As Doug stated, we expect steady growth opportunities as the market continues its shift.
Thank you! That answers my questions.
Thank you to everyone else. Is there anyone else, Jess?
We will take our next question from Damon Tanabe, a private investor. Your line is open.
Good afternoon, Damon.
Congratulations on the positive results. What is your strategy to compete with Zoom Phone, especially after their acquisition of 59?
The VIP platform includes video services that complements our offering. Doug?
We offer a strong solution. Zoom's recent activity demonstrates their commitment to entering our field with higher-end call center applications. However, we have a solid product for the SMB market, and with our integration of NetSapiens, we are confident in our position.
Do you think the Frost & Sullivan report includes Zoom when analyzing market penetration?

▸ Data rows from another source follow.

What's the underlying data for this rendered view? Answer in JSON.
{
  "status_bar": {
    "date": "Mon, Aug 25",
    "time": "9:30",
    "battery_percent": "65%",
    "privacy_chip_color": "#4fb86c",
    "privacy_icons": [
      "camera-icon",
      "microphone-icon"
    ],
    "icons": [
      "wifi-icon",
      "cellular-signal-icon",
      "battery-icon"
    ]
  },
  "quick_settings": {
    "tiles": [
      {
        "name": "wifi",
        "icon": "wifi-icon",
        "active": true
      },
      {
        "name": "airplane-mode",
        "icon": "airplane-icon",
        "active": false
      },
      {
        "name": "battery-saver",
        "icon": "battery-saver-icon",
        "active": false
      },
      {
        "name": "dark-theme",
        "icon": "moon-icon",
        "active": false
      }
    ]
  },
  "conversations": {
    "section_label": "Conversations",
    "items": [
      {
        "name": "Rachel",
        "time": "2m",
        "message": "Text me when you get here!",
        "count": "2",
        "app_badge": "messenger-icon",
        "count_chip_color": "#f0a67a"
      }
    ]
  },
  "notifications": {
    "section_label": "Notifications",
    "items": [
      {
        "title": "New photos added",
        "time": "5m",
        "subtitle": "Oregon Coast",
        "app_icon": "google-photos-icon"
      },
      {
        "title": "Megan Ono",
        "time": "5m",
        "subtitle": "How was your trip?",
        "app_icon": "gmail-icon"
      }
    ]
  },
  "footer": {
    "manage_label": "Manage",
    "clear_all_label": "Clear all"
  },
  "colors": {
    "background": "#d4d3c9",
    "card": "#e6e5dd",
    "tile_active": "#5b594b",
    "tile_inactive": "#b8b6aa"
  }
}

No, I don’t believe they included Zoom in their UCaaS market report at this time. They have acknowledged other competitors but haven’t yet categorized Zoom in that space.
Thank you for the insights. What are your thoughts on how Microsoft is performing in this sector?

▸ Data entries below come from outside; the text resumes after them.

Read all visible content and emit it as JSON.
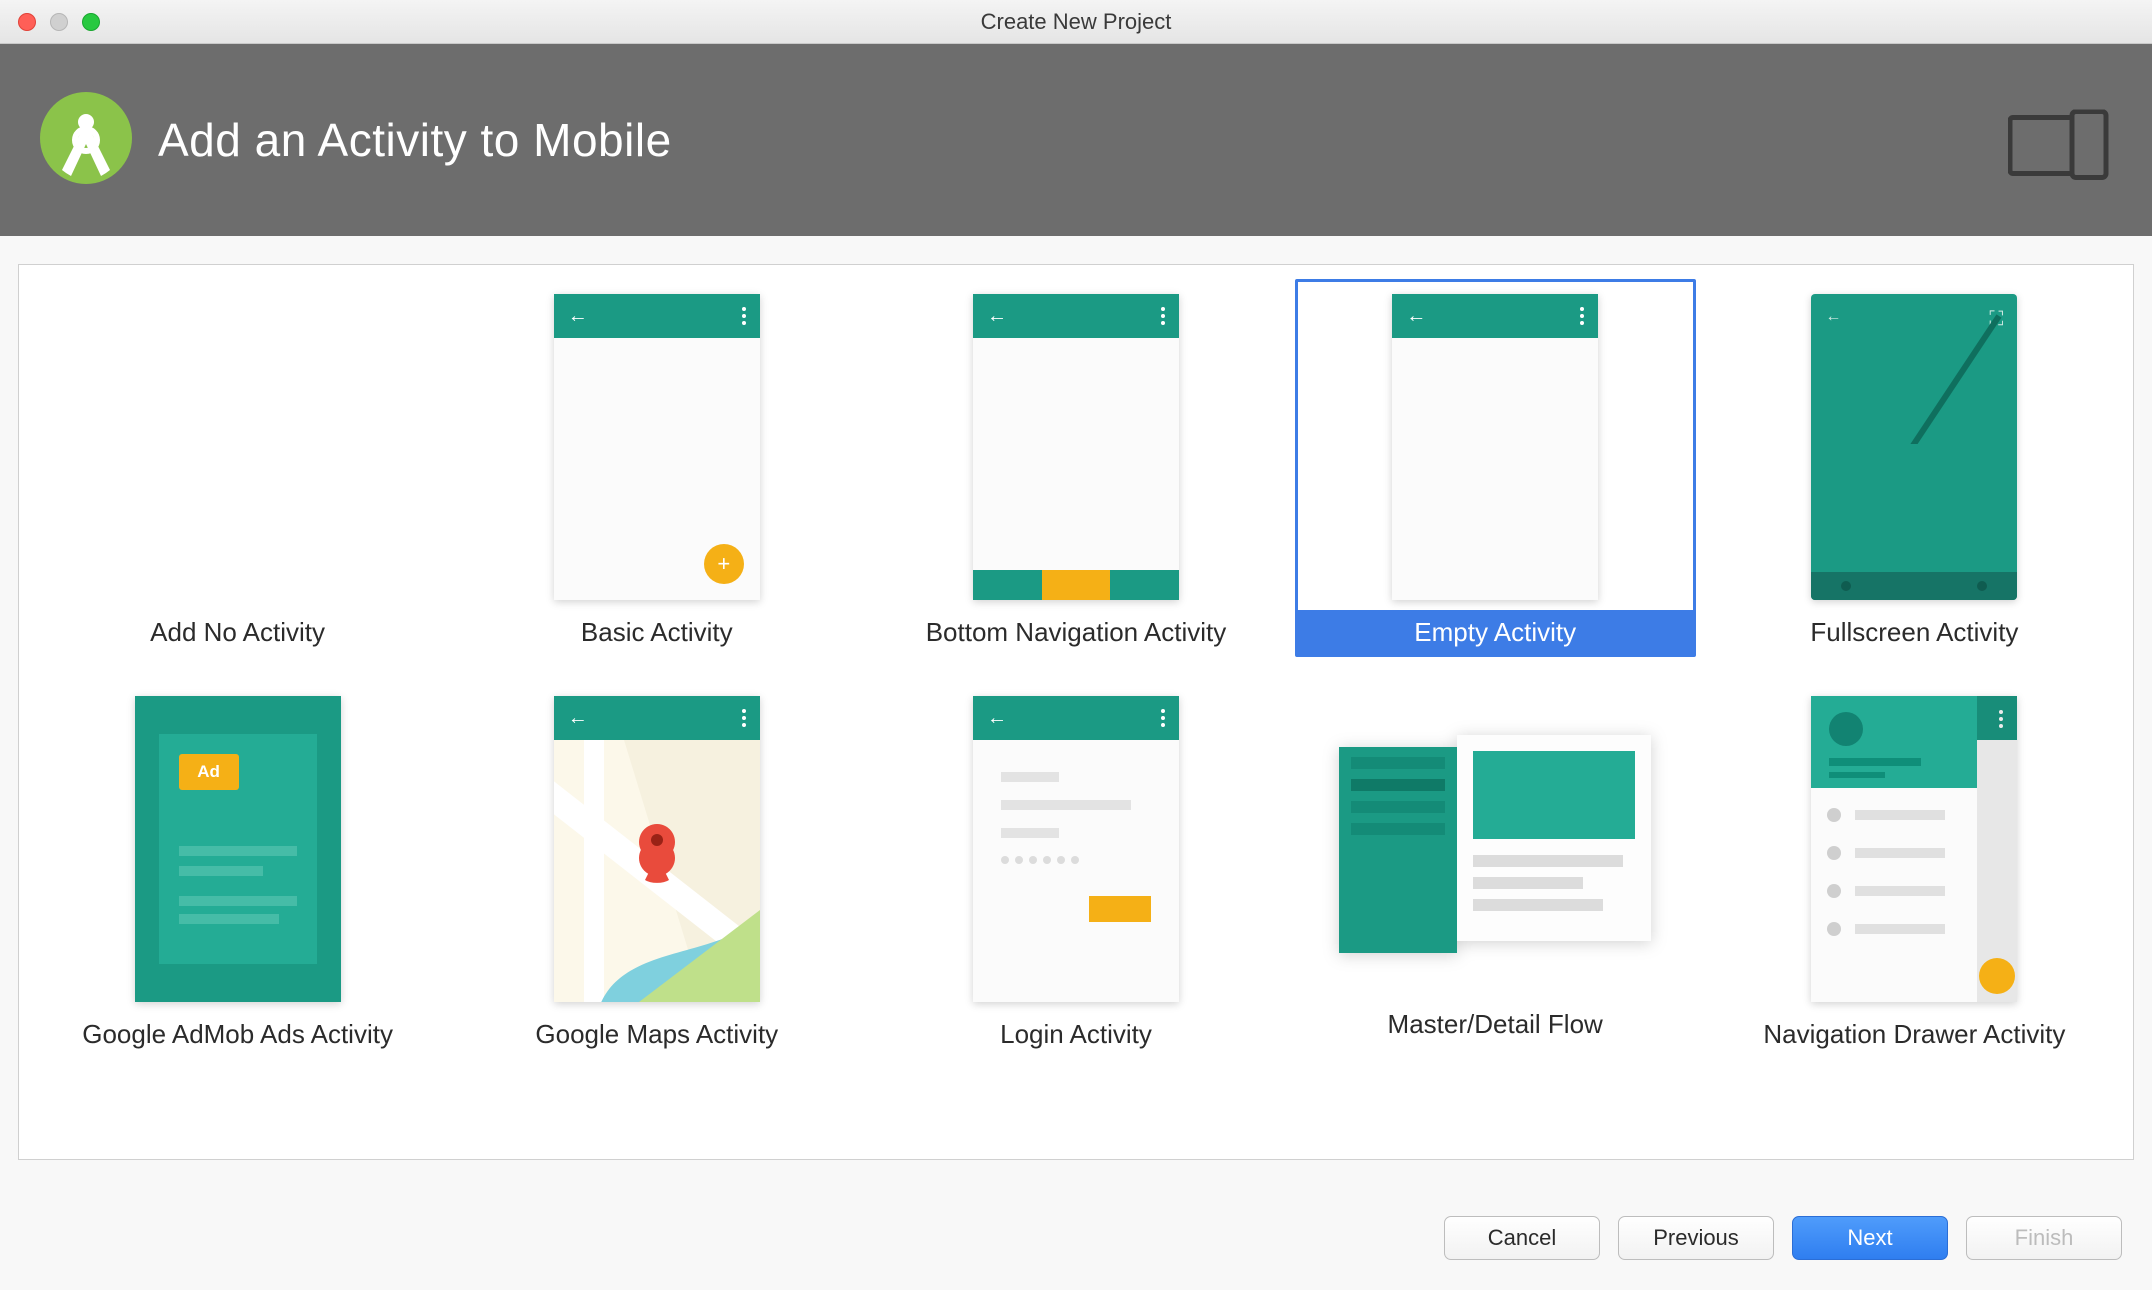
{
  "window": {
    "title": "Create New Project"
  },
  "header": {
    "title": "Add an Activity to Mobile"
  },
  "templates": [
    {
      "label": "Add No Activity"
    },
    {
      "label": "Basic Activity"
    },
    {
      "label": "Bottom Navigation Activity"
    },
    {
      "label": "Empty Activity",
      "selected": true
    },
    {
      "label": "Fullscreen Activity"
    },
    {
      "label": "Google AdMob Ads Activity"
    },
    {
      "label": "Google Maps Activity"
    },
    {
      "label": "Login Activity"
    },
    {
      "label": "Master/Detail Flow"
    },
    {
      "label": "Navigation Drawer Activity"
    }
  ],
  "admob": {
    "chip": "Ad"
  },
  "buttons": {
    "cancel": "Cancel",
    "previous": "Previous",
    "next": "Next",
    "finish": "Finish"
  }
}
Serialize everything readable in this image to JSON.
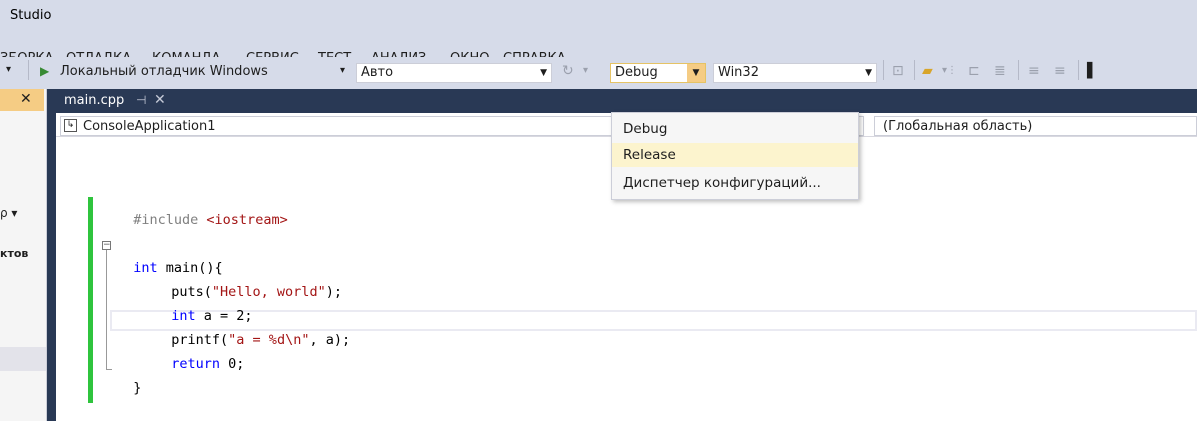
{
  "window": {
    "title": "Studio"
  },
  "menu": {
    "items": [
      "ЗБОРКА",
      "ОТЛАДКА",
      "КОМАНДА",
      "СЕРВИС",
      "ТЕСТ",
      "АНАЛИЗ",
      "ОКНО",
      "СПРАВКА"
    ]
  },
  "toolbar": {
    "start_label": "Локальный отладчик Windows",
    "mode_value": "Авто",
    "config_value": "Debug",
    "platform_value": "Win32"
  },
  "config_dropdown": {
    "options": [
      "Debug",
      "Release",
      "Диспетчер конфигураций..."
    ],
    "highlighted_index": 1
  },
  "left_panel": {
    "partial_label": "ктов"
  },
  "editor": {
    "tab_label": "main.cpp",
    "nav_project": "ConsoleApplication1",
    "nav_scope": "(Глобальная область)",
    "code": {
      "l1_pp": "#include ",
      "l1_inc": "<iostream>",
      "l2_kw": "int",
      "l2_rest": " main(){",
      "l3_fn": "puts(",
      "l3_str": "\"Hello, world\"",
      "l3_end": ");",
      "l4_kw": "int",
      "l4_rest": " a = 2;",
      "l5_fn": "printf(",
      "l5_str": "\"a = %d\\n\"",
      "l5_end": ", a);",
      "l6_kw": "return",
      "l6_rest": " 0;",
      "l7": "}"
    }
  },
  "colors": {
    "chrome": "#d6dbe9",
    "dark_tab": "#293955",
    "accent_combo": "#f5cc84",
    "highlight": "#fcf4ce",
    "change_bar": "#2fc43d"
  }
}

The Microsoft Teams offering presents a great opportunity for us to integrate with. We have seen substantial uptake in Teams integration, as many users seek flexibility beyond what Microsoft provides. Our VIP platform aims to complement Teams offerings well.

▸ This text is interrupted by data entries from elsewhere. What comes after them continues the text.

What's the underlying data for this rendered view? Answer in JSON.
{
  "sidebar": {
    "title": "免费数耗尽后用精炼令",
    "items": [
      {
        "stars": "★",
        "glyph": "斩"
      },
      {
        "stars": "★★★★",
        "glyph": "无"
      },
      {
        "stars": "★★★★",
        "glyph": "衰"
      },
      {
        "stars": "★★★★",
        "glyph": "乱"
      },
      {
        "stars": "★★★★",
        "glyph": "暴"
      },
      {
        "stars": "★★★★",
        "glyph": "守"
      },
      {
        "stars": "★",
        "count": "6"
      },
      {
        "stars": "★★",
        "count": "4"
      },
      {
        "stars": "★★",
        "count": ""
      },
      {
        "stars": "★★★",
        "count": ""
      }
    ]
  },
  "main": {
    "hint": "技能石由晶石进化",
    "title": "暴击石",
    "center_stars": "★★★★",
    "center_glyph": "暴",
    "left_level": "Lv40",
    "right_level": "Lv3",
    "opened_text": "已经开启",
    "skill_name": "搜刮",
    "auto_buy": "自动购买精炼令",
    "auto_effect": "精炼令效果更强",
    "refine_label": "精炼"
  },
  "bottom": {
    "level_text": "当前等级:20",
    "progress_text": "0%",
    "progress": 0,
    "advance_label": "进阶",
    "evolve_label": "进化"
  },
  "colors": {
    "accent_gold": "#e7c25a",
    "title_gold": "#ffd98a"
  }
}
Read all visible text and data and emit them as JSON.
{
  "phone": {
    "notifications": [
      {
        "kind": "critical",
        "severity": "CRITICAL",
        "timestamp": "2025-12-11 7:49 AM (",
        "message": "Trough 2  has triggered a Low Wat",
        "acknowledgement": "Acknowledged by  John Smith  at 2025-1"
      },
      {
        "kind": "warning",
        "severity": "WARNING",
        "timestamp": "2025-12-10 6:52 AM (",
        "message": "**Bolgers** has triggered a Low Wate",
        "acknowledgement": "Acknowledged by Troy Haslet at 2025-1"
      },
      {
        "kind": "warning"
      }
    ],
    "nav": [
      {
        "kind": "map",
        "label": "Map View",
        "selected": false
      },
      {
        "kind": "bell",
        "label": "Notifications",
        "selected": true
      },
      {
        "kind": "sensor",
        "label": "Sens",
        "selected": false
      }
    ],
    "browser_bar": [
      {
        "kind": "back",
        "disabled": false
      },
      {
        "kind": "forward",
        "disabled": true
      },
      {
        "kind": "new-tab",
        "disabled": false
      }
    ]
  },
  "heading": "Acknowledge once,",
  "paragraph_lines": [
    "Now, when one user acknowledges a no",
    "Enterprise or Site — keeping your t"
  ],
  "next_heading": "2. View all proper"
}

We aim to provide tools so partners can effectively compete against bigger players. Our agility allows us to target profitable sub-segments without the constraints faced by larger conglomerates.
With APIs, all we need to do is integrate with any competitor’s platform.
Thank you for clarifying. Is there anyone else, Jess?
I do not have further questions at this time.
Thank you all for joining today. We look forward to discussing the third quarter with you in early November. Thank you, everyone.
Thank you, we appreciate it.
Ladies and gentlemen, that will conclude today’s conference. We thank you for your participation. You may disconnect at this time and have a great day.